I’m truly amazed by the reports coming out of the McCain campaign. Now, according to the New York Times, McCain’s advisers admit that they were blind-sided by Sarah Palin’s lack of knowledge and reluctance to prepare for interviews. The reporting of Carl Cameron of Fox News goes even further, saying the Alaska governor did not realize Africa was a continent:
We’re told by folks that she didn’t know what countries that were in NAFTA, the North American Free Trade Agreement, that being the Canada, the US, and Mexico. We’re told she didn’t understand that Africa was a continent rather than a country just in itself … a whole host of questions that caused serious problems about.
It’s true that in the wake of a failed campaign there’s always going to be finger pointing. I’m sure Palin feels that Team McCain is attempting to throw her under the bus: the ill will was clear when McCain permitted Tina Fey to take a shot at his running mate over her 2012 ambitions with him on set.
At some point, however, blame has to be assigned at the ticket’s top. As soon as McCain picked Palin, I suggested it would be a disaster for the Republicans.
To me, it’s a desperate and reckless pick. The Republicans seem to be ready to throw away their best argument, experience, for the novelty of somebody new.
Given the all but nonexistent briefing of Palin, we now know how true that was.

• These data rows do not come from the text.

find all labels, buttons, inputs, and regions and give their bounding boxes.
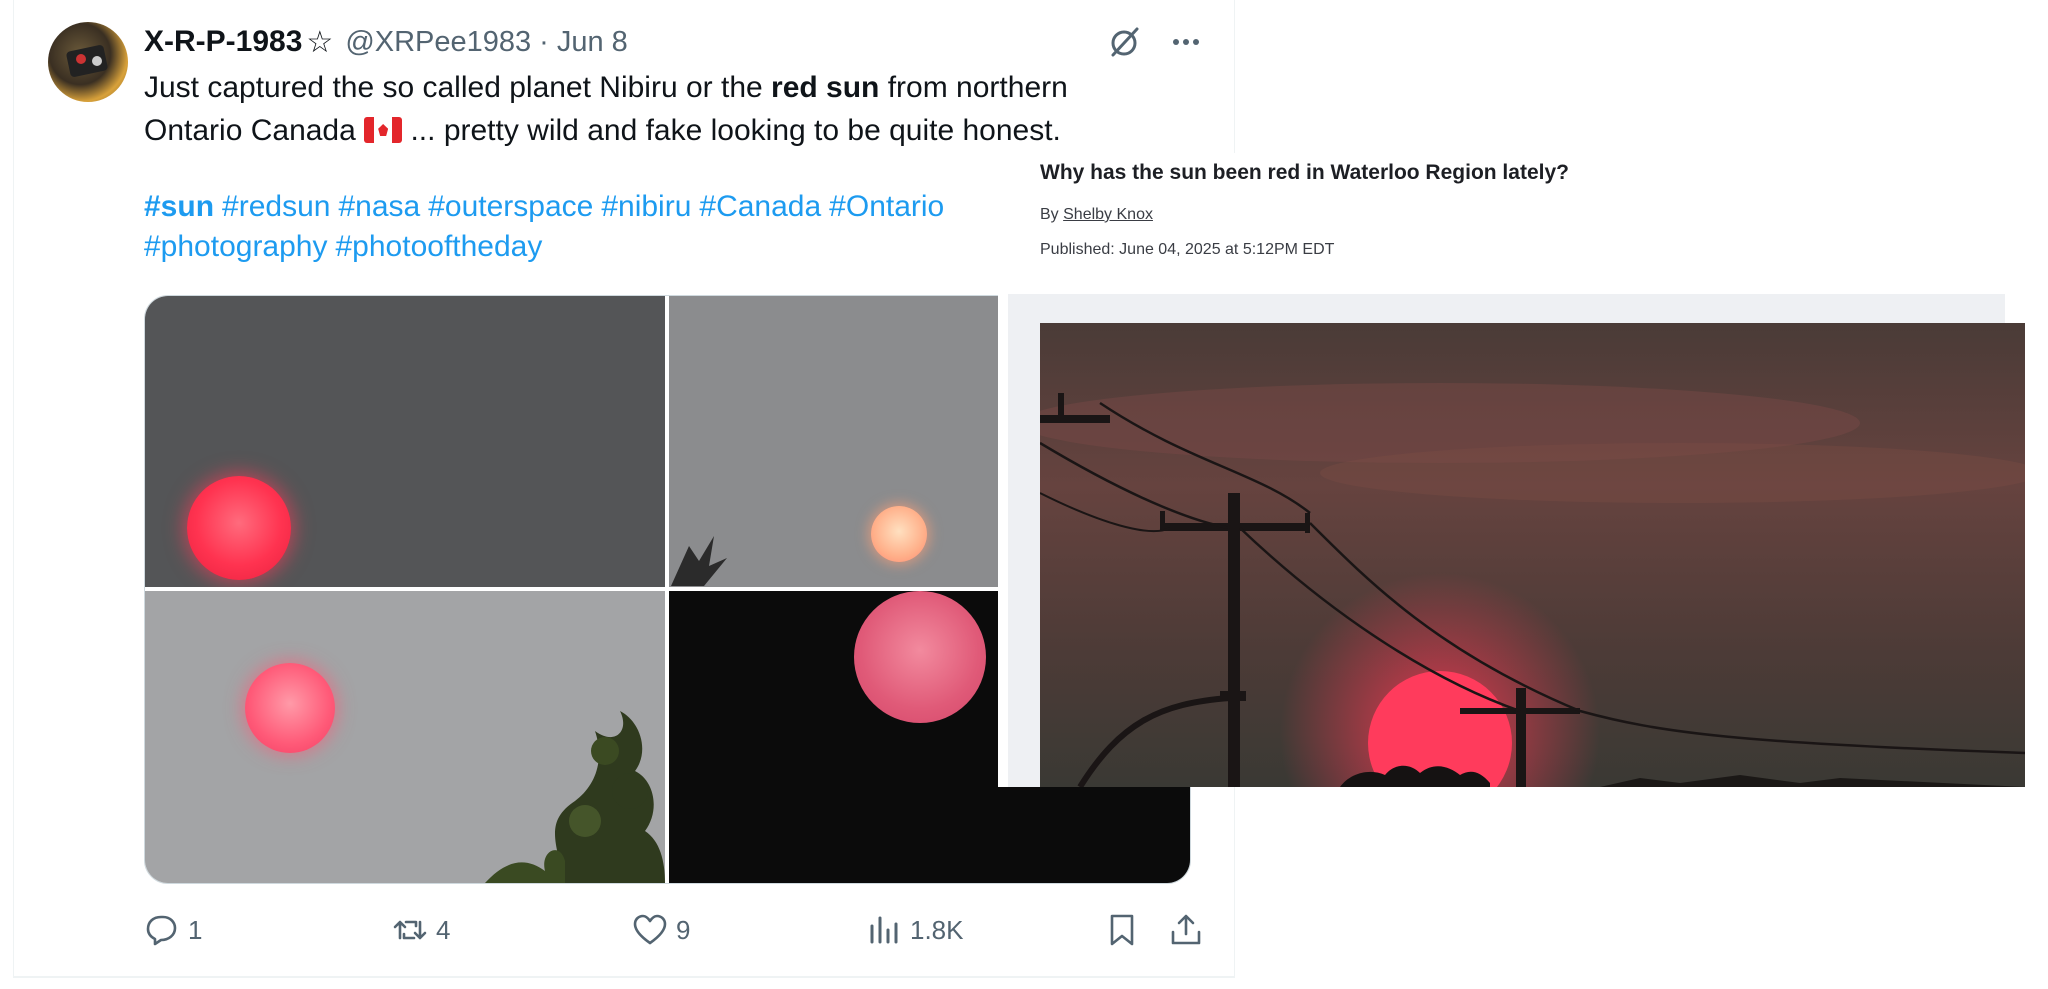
separator-dot: · xyxy=(539,25,549,58)
more-icon[interactable] xyxy=(1166,22,1206,62)
red-sun xyxy=(871,506,927,562)
sunset-powerlines-photo xyxy=(1040,323,2025,787)
like-icon xyxy=(633,914,667,945)
views-count: 1.8K xyxy=(910,914,964,945)
sun-photo-3[interactable] xyxy=(145,591,665,883)
tweet-text-bold: red sun xyxy=(771,71,880,104)
views-icon xyxy=(870,916,898,944)
like-count: 9 xyxy=(676,914,691,945)
article-photo[interactable] xyxy=(1040,323,2025,787)
red-sun xyxy=(187,476,291,580)
views-button[interactable]: 1.8K xyxy=(866,905,964,955)
tweet-date[interactable]: Jun 8 xyxy=(557,26,628,59)
bookmark-button[interactable] xyxy=(1104,905,1140,955)
branch-silhouette xyxy=(671,536,727,586)
canada-flag-emoji xyxy=(364,117,403,143)
published-date: Published: June 04, 2025 at 5:12PM EDT xyxy=(1040,241,1335,258)
hashtag-link[interactable]: #photooftheday xyxy=(336,230,543,263)
hashtag-link[interactable]: #Ontario xyxy=(829,190,944,223)
avatar[interactable] xyxy=(48,22,128,102)
hashtag-link[interactable]: #nasa xyxy=(338,190,420,223)
like-button[interactable]: 9 xyxy=(632,905,690,955)
red-sun xyxy=(854,591,986,723)
sun-photo-1[interactable] xyxy=(145,296,665,587)
article-byline: By Shelby Knox xyxy=(1040,206,1153,224)
hashtag-link[interactable]: #Canada xyxy=(699,190,821,223)
hashtag-link[interactable]: #redsun xyxy=(222,190,330,223)
repost-icon xyxy=(393,920,427,940)
tweet-text: Just captured the so called planet Nibir… xyxy=(144,66,1194,152)
article-headline[interactable]: Why has the sun been red in Waterloo Reg… xyxy=(1040,161,1569,185)
bookmark-icon xyxy=(1110,914,1134,946)
tweet-text-line2b: ... pretty wild and fake looking to be q… xyxy=(402,114,1061,147)
reply-button[interactable]: 1 xyxy=(144,905,202,955)
reply-count: 1 xyxy=(188,914,203,945)
reply-icon xyxy=(146,915,177,946)
share-button[interactable] xyxy=(1168,905,1204,955)
name-star-symbol: ☆ xyxy=(306,25,334,59)
news-article-card: Why has the sun been red in Waterloo Reg… xyxy=(998,153,2025,787)
hashtag-link[interactable]: #outerspace xyxy=(428,190,593,223)
user-handle[interactable]: @XRPee1983 xyxy=(345,26,531,59)
byline-label: By xyxy=(1040,206,1064,223)
repost-count: 4 xyxy=(436,914,451,945)
tweet-text-part2: from northern xyxy=(879,71,1068,104)
display-name[interactable]: X-R-P-1983 xyxy=(144,25,302,59)
hashtag-link[interactable]: #photography xyxy=(144,230,328,263)
tweet-text-part1: Just captured the so called planet Nibir… xyxy=(144,71,772,104)
tree-silhouette xyxy=(485,711,665,883)
hashtags: #sun #redsun #nasa #outerspace #nibiru #Canad… xyxy=(144,187,1024,267)
repost-button[interactable]: 4 xyxy=(392,905,450,955)
tweet-header: X-R-P-1983 ☆ @XRPee1983 · Jun 8 xyxy=(144,22,628,62)
hashtag-link[interactable]: #sun xyxy=(144,190,214,223)
tweet-text-line2a: Ontario Canada xyxy=(144,114,365,147)
grok-icon[interactable] xyxy=(1104,22,1144,62)
share-icon xyxy=(1171,914,1201,945)
red-sun xyxy=(245,663,335,753)
hashtag-link[interactable]: #nibiru xyxy=(601,190,691,223)
tweet-actions: 1 4 9 1.8K xyxy=(144,905,1214,955)
author-link[interactable]: Shelby Knox xyxy=(1063,206,1153,223)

The issue all these aides, Palin and McCain himself need to confront is how did they let this happen? Aides owe a duty to their principals to give them their best advice and then their loyalty. McCain had an obligation to the country to select a running mate ready to be president. And Palin had a responsibility to herself and to her country to decline a top post if she knew she wasn’t prepared for it.
EDIT. I’m adding a quote I’ve subsequently located from an anonymous McCain aide describing Palin’s $150,000 shopping spree: “A “Wasilla hillbillies looting Neiman Marcus from coast to coast.” Note that when members of the Blue-Coastal Media and blog community made similar comments around Labor Day, they were dubbed culturally-biased and anti-feminist by the pro-McCain forces.